New Jersey Gov. Chris Christie's innovation was to break the fourth wall and tell the audience that Rubio's smooth answers were themselves a dangerous liability.
The setup came in an exchange over legislative versus executive experience. Christie argued Obama's limited résumé mirrored Rubio's own.
"Let's dispel with this fiction that Barack Obama doesn't know what he's doing," Rubio said. "He knows exactly what he's doing."
That's when the fun began.
"That's what Washington, D.C., does: The drive-by shot at the beginning with incorrect and incomplete information and then the memorized 25-second speech," Christie said.
Rubio, walking right into a trap, responded by doing exactly what Christie predicted — he attacked him over his handling of a recent snowstorm then repeated the same talking point again: "This notion that Barack Obama doesn't know what he's doing is just not true. He knows exactly what he's doing."
Christie could barely contain his glee. "There it is! There it is! The memorized 25-second speech!" he said as Rubio tried to press on with his point.
It was a brutal moment that hung over all of Rubio's subsequent answers, which improved throughout the night but also included more variations on the same line about Obama's competence and intentions.
It's also exactly the sort of attack one could imagine Hillary Clinton, whose biggest strength is her policy depth, leveling in a general election debate. For a candidate whose biggest argument is electability, that's a troubling idea to have floating around Rubio.
The governors' last stand
Christie's motive for going after Rubio was obvious. He, former Florida Gov. Jeb Bush and Ohio Gov. John Kasich all are on the verge of being swept out of the race if Rubio performs strongly on Tuesday and consolidates the so-called "establishment" lane.
With their backs to the wall, the three governors entered into a non-aggression pact. Kasich and Christie lightly argued about their respective job records, but then Christie even went out of his way to praise his rival Kasich, saying he said did "a very good job" as governor.
This détente freed up Kasich to talk about his upbeat message of bipartisan cooperation, Christie to keep the heat on Rubio, and Bush to tangle with Trump uninterrupted over eminent domain.

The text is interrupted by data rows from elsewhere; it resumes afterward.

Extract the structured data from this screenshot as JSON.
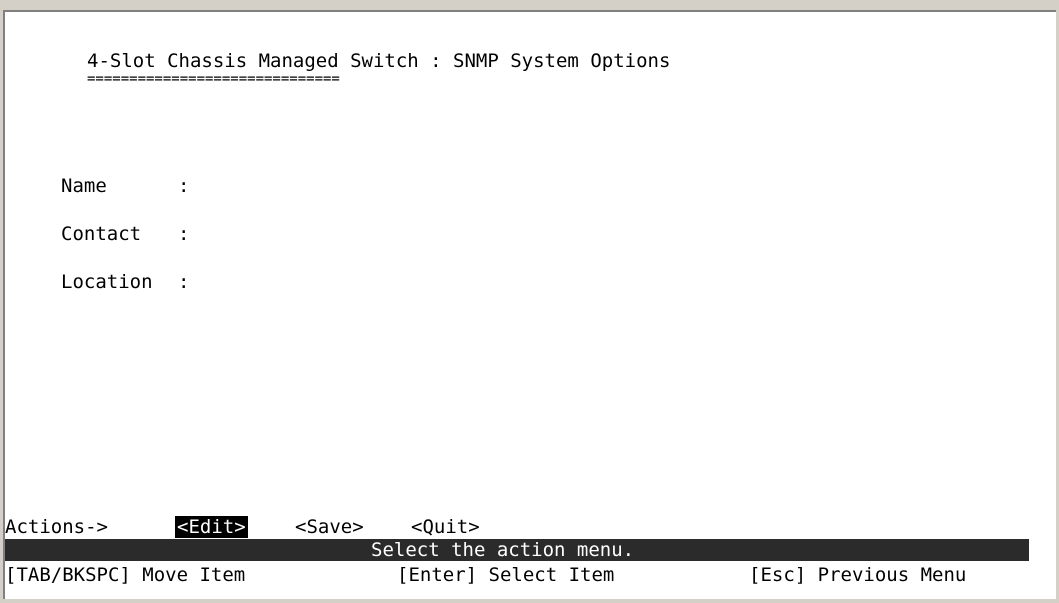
{
  "screen": {
    "title": "4-Slot Chassis Managed Switch : SNMP System Options",
    "underline": "=============================="
  },
  "fields": [
    {
      "label": "Name",
      "colon": ":",
      "value": ""
    },
    {
      "label": "Contact",
      "colon": ":",
      "value": ""
    },
    {
      "label": "Location",
      "colon": ":",
      "value": ""
    }
  ],
  "actions": {
    "prefix": "Actions->",
    "edit": "<Edit>",
    "save": "<Save>",
    "quit": "<Quit>",
    "selected": "edit"
  },
  "status": {
    "message": "Select the action menu."
  },
  "help": {
    "tab": "[TAB/BKSPC] Move Item",
    "enter": "[Enter] Select Item",
    "esc": "[Esc] Previous Menu"
  }
}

All three likely left the debate feeling good.
The good news for Rubio is that if he can just make it past Tuesday with a decent second place showing, he might never have to face those three in a debate ever again.
"Every other campaign said before this debate started that they had one singular goal tonight, which was to take out Marco Rubio," Rubio strategist Todd Harris told reporters. "They threw their best shots and they didn't do it."
Cruz gets personal
Cruz has been described as a lot of things over the campaign, but soulful and empathetic is usually not one of them. But he showed a new human side in front of a national TV audience with a devastating family story that connected to a major issue in New Hampshire: drug addiction.

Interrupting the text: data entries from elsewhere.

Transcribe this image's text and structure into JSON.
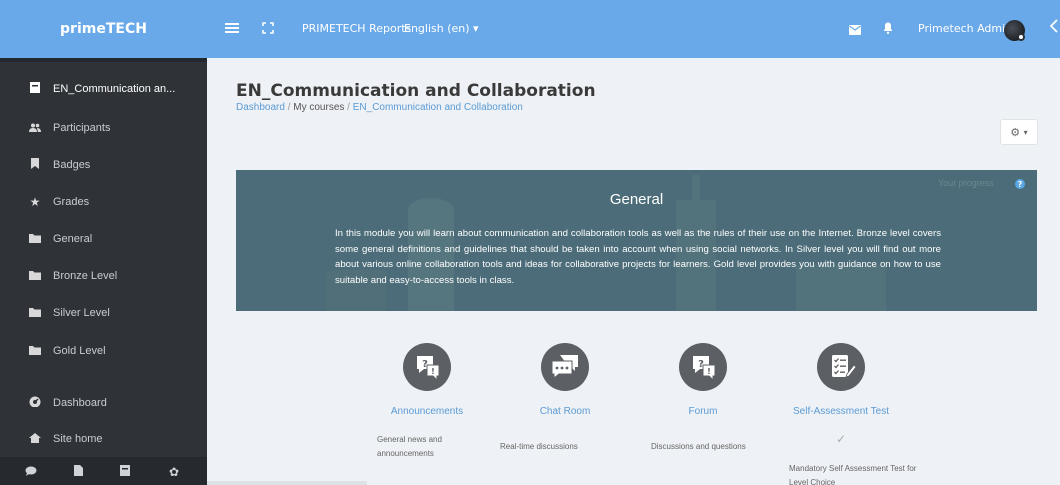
{
  "app": {
    "brand": "primeTECH",
    "reports_link": "PRIMETECH Reports",
    "language": "English (en)",
    "user_name": "Primetech Admin"
  },
  "topbar_icons": [
    "menu-icon",
    "fullscreen-icon",
    "mail-icon",
    "bell-icon",
    "collapse-arrow-icon"
  ],
  "sidebar": {
    "items": [
      {
        "label": "EN_Communication an...",
        "icon": "book-icon",
        "active": true
      },
      {
        "label": "Participants",
        "icon": "users-icon"
      },
      {
        "label": "Badges",
        "icon": "bookmark-icon"
      },
      {
        "label": "Grades",
        "icon": "star-icon"
      },
      {
        "label": "General",
        "icon": "folder-icon"
      },
      {
        "label": "Bronze Level",
        "icon": "folder-icon"
      },
      {
        "label": "Silver Level",
        "icon": "folder-icon"
      },
      {
        "label": "Gold Level",
        "icon": "folder-icon"
      },
      {
        "label": "Dashboard",
        "icon": "dashboard-icon"
      },
      {
        "label": "Site home",
        "icon": "home-icon"
      }
    ],
    "bottom_icons": [
      "chat-icon",
      "file-icon",
      "book-icon",
      "gear-icon"
    ]
  },
  "page": {
    "title": "EN_Communication and Collaboration",
    "breadcrumb": {
      "dashboard": "Dashboard",
      "sep": " / ",
      "my_courses": "My courses",
      "course": "EN_Communication and Collaboration"
    }
  },
  "section": {
    "title": "General",
    "progress_label": "Your progress",
    "description": "In this module you will learn about communication and collaboration tools as well as the rules of their use on the Internet. Bronze level covers some general definitions and guidelines that should be taken into account when using social networks. In Silver level you will find out more about various online collaboration tools and ideas for collaborative projects for learners. Gold level provides you with guidance on how to use suitable and easy-to-access tools in class."
  },
  "activities": [
    {
      "name": "Announcements",
      "description": "General news and announcements",
      "icon": "forum-question-icon"
    },
    {
      "name": "Chat Room",
      "description": "Real-time discussions",
      "icon": "chat-icon"
    },
    {
      "name": "Forum",
      "description": "Discussions and questions",
      "icon": "forum-question-icon"
    },
    {
      "name": "Self-Assessment Test",
      "description": "Mandatory Self Assessment Test for Level Choice",
      "icon": "checklist-icon",
      "completion": "check-icon"
    }
  ],
  "colors": {
    "topbar": "#6aa9e9",
    "sidebar": "#2f3338",
    "banner": "#4b6c78",
    "link": "#5b9bd5",
    "activity_icon": "#5c5f63"
  }
}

"This is a problem, for me, I understand firsthand," Cruz said, describing how his half-sister fell into drugs, and recounting how he and his father searched for her in a crackhouse hoping to bring her back from the brink. Cruz said the episode showed the importance of securing the border to keep drugs out.
Other candidates have talked about drugs in personal terms on the trail, with Christie telling audiences about a friend's fatal spiral into addiction, and Bush recalling his daughter's struggles with drug abuse.

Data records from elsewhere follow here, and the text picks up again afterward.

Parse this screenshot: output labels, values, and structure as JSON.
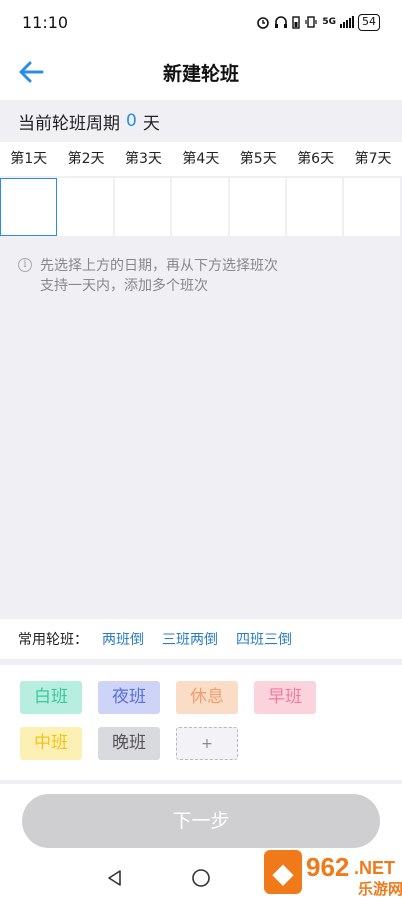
{
  "status_bar": {
    "time": "11:10",
    "network": "5G",
    "battery": "54"
  },
  "header": {
    "title": "新建轮班"
  },
  "cycle": {
    "prefix": "当前轮班周期",
    "count": "0",
    "suffix": "天"
  },
  "days": [
    "第1天",
    "第2天",
    "第3天",
    "第4天",
    "第5天",
    "第6天",
    "第7天"
  ],
  "hint": {
    "line1": "先选择上方的日期，再从下方选择班次",
    "line2": "支持一天内，添加多个班次"
  },
  "common": {
    "label": "常用轮班：",
    "options": [
      "两班倒",
      "三班两倒",
      "四班三倒"
    ]
  },
  "shifts": [
    {
      "label": "白班",
      "bg": "#b8eedf",
      "color": "#3cc79b"
    },
    {
      "label": "夜班",
      "bg": "#cdd4f7",
      "color": "#5b6fd8"
    },
    {
      "label": "休息",
      "bg": "#fbdcc7",
      "color": "#f0a070"
    },
    {
      "label": "早班",
      "bg": "#fbd3dc",
      "color": "#f07e98"
    },
    {
      "label": "中班",
      "bg": "#fdf0b4",
      "color": "#f2c418"
    },
    {
      "label": "晚班",
      "bg": "#d9dadd",
      "color": "#555555"
    }
  ],
  "add_shift": "+",
  "next_button": "下一步",
  "watermark": {
    "text1": "962",
    "text2": ".NET",
    "text3": "乐游网"
  },
  "colors": {
    "accent": "#2a8ee0",
    "background": "#efeff4"
  }
}
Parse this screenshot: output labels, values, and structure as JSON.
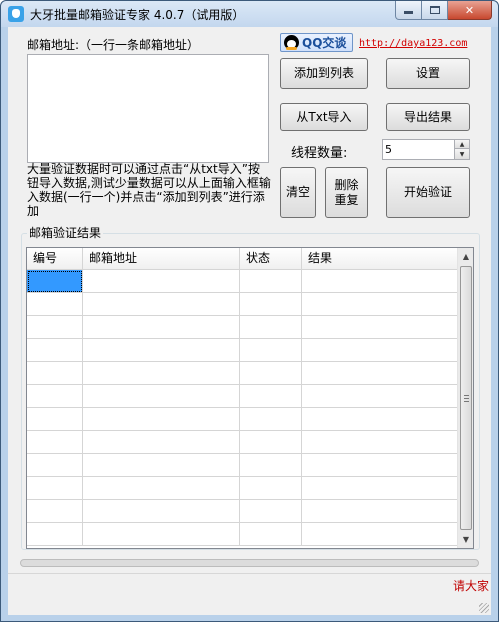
{
  "window": {
    "title": "大牙批量邮箱验证专家 4.0.7（试用版）"
  },
  "input_section": {
    "label": "邮箱地址:（一行一条邮箱地址）",
    "textarea_value": "",
    "hint": "大量验证数据时可以通过点击“从txt导入”按钮导入数据,测试少量数据可以从上面输入框输入数据(一行一个)并点击“添加到列表”进行添加"
  },
  "header_links": {
    "qq_label": "QQ交谈",
    "site_url": "http://daya123.com"
  },
  "buttons": {
    "add_to_list": "添加到列表",
    "settings": "设置",
    "import_txt": "从Txt导入",
    "export_results": "导出结果",
    "clear": "清空",
    "remove_duplicates": "删除\n重复",
    "start_verify": "开始验证"
  },
  "thread": {
    "label": "线程数量:",
    "value": "5"
  },
  "results": {
    "group_title": "邮箱验证结果",
    "columns": [
      "编号",
      "邮箱地址",
      "状态",
      "结果"
    ],
    "rows": []
  },
  "status_bar": {
    "text": "请大家"
  },
  "colors": {
    "accent": "#3399ff",
    "link": "#d20000",
    "status_text": "#c00000"
  }
}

Cruz has usually been more focused on his ideas and message than the rest of the field, making it all the more jarring when he followed with a tragic story of his own.
Trump plays the front-runner
Rubio was the clear center of attention in this debate, and Trump, who is leading New Hampshire polls by double digits, seemed content to let things stay that way.
Trump usually thrives on conflict, but the only notable one there was between Bush over eminent domain, where Bush brought up a case where Trump tried to sue an elderly widow in order to buy out her property and build parking spaces for a casino.
"He wants to be a tough guy," a bemused Trump said.
"How tough is it to take property from an elderly woman?" Bush responded.
Still, Trump got his usual lines out about building a wall and confronting China over trade and this time its relationship with North Korea, where the field responded to a question about how to handle a reported missile test by the country.
His Middle East foreign policy answers were a mess — he careened between criticizing the Iraq War for "destabilizing" the region and then calling for the U.S. to take the region's oil — but that was nothing new.
Trump also took a question on health care, an area where rivals have accused him of advocating too big a role for government, but his position was too vague to criticize in either direction. "We're going to take care of people who are dying on the street," Trump said.